How to prevent or remove duplicate linked items?

walldigexh · September 18, 2024, 1:05am

Hey all, I’m loving Omeka so far!

I’ve been using CSV Import to add Items, which is working great except appending seems to not detect that an Item is already linked from a property.

Is there an easy way to either (a) prevent CSV Import from creating a duplicate linked resource in a property, or (b) easily de-duplicate across the whole collection now that I have several thousand records with duplicates?

I know there will be lots of CSV imports in my future.

fackrellj · September 18, 2024, 2:12am

Hi @walldigexh ,

When you ran the CSV Importer, which option did you select for the Action?

walldigexh · September 19, 2024, 10:10pm

Hi @fackrellj,

Thanks for the reply! I used “Append”.

I did give “Revise”, “Update”, and “Replace” all a try and it looks like they all replace the entire field with the new field, whereas “Append” adds new linked resources to the existing set of linked resources appearing in a given field, which is what I want.

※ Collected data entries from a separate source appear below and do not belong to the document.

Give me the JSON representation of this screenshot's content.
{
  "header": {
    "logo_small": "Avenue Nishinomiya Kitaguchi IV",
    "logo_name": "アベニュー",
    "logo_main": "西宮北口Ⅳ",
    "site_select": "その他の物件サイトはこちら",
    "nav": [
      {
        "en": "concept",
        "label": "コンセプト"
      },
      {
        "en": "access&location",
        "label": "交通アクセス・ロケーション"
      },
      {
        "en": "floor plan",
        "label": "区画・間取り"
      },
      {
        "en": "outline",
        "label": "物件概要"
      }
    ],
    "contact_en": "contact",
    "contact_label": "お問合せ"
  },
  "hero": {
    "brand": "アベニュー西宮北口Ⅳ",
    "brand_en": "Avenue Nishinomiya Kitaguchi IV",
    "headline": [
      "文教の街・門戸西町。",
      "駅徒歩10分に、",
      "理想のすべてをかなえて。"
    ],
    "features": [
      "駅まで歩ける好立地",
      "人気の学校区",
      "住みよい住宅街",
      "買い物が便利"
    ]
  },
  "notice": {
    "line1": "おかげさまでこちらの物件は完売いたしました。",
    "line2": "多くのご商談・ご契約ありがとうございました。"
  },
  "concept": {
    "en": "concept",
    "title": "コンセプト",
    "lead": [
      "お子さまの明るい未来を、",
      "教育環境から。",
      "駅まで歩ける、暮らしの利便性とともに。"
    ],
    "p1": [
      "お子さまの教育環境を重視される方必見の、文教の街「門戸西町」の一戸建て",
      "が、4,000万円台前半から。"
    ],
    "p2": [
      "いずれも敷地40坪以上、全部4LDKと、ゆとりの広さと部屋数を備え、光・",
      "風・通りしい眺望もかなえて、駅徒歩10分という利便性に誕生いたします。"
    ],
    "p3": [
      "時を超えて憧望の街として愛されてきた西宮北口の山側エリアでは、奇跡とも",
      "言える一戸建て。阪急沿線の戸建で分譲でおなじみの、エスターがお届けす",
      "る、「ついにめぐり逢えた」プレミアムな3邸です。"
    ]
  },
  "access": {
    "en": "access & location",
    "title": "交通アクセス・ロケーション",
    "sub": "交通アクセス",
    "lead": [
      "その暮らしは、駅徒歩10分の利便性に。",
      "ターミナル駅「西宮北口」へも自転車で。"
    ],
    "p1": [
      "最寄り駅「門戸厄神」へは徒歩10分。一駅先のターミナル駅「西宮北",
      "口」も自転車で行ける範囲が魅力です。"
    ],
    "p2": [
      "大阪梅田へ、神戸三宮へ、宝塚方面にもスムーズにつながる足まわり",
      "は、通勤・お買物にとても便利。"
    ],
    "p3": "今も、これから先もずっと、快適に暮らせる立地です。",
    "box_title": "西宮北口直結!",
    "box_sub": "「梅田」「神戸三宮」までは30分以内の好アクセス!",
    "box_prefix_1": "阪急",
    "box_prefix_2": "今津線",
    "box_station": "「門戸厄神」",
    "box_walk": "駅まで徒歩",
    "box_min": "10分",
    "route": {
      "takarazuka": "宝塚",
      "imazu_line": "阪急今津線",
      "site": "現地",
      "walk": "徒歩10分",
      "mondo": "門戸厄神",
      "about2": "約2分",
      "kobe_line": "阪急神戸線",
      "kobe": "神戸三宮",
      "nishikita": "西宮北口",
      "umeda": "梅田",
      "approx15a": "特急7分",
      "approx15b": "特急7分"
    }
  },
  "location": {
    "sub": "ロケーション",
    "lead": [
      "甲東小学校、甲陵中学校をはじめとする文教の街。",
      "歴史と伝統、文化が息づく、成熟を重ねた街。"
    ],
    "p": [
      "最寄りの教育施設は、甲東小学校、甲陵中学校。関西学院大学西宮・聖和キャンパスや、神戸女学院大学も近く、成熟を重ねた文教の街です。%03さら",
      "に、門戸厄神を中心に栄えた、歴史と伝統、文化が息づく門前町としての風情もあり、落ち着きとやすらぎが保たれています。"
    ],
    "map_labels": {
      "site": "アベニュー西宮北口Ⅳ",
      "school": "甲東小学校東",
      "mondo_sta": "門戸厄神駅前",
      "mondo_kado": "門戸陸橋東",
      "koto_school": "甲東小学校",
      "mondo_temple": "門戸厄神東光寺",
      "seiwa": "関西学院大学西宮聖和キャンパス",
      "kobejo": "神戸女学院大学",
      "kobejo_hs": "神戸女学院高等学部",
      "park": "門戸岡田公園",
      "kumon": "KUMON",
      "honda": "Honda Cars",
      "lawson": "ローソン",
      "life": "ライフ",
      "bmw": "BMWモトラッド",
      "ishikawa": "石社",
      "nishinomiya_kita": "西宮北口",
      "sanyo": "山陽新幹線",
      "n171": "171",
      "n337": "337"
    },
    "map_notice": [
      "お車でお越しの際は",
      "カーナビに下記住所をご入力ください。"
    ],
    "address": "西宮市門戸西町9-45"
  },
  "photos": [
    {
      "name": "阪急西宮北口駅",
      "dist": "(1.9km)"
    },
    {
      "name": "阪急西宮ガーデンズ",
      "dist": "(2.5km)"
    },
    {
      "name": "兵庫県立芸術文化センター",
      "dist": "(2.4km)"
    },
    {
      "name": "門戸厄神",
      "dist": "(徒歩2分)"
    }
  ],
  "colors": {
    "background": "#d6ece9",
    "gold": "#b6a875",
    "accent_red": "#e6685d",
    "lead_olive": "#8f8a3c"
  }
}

In my example, I uploaded a .csv file to load the initial “Brian Bjornsen” and “Marlboro Man” records in my screenshot. Then I uploaded another different .csv file that nonetheless also contained “Brian Bjornsen” and “Marlboro Man” in that field for that particular item. In that case, I used “Append” which added those two items a second time each, which isn’t what I wanted. If a resource is already linked, I don’t want it added a second time.

I’m pretty sure I’ve made a silly mistake somewhere, but now I’m just pretty lost. I checked that the links do point to the same item numbers, which they do.

And part (b) is, now that a ton of my records have linked resources described twice in the same field, how can I deduplicate this so each field has a linked resource only appearing once?

I’m hoping I missed something totally obvious!

fackrellj · September 20, 2024, 1:20am

Hi @walldigexh ,

Perhaps I’m not understanding what you’re trying to do with the 2 uploads.

It seems like the easiest solution would be to combine the 2 files, de-duplicate them before uploading, and use one of the “Revise,” “Update,” or “Replace” options to update all of the fields, which will remove the duplicated linked resources.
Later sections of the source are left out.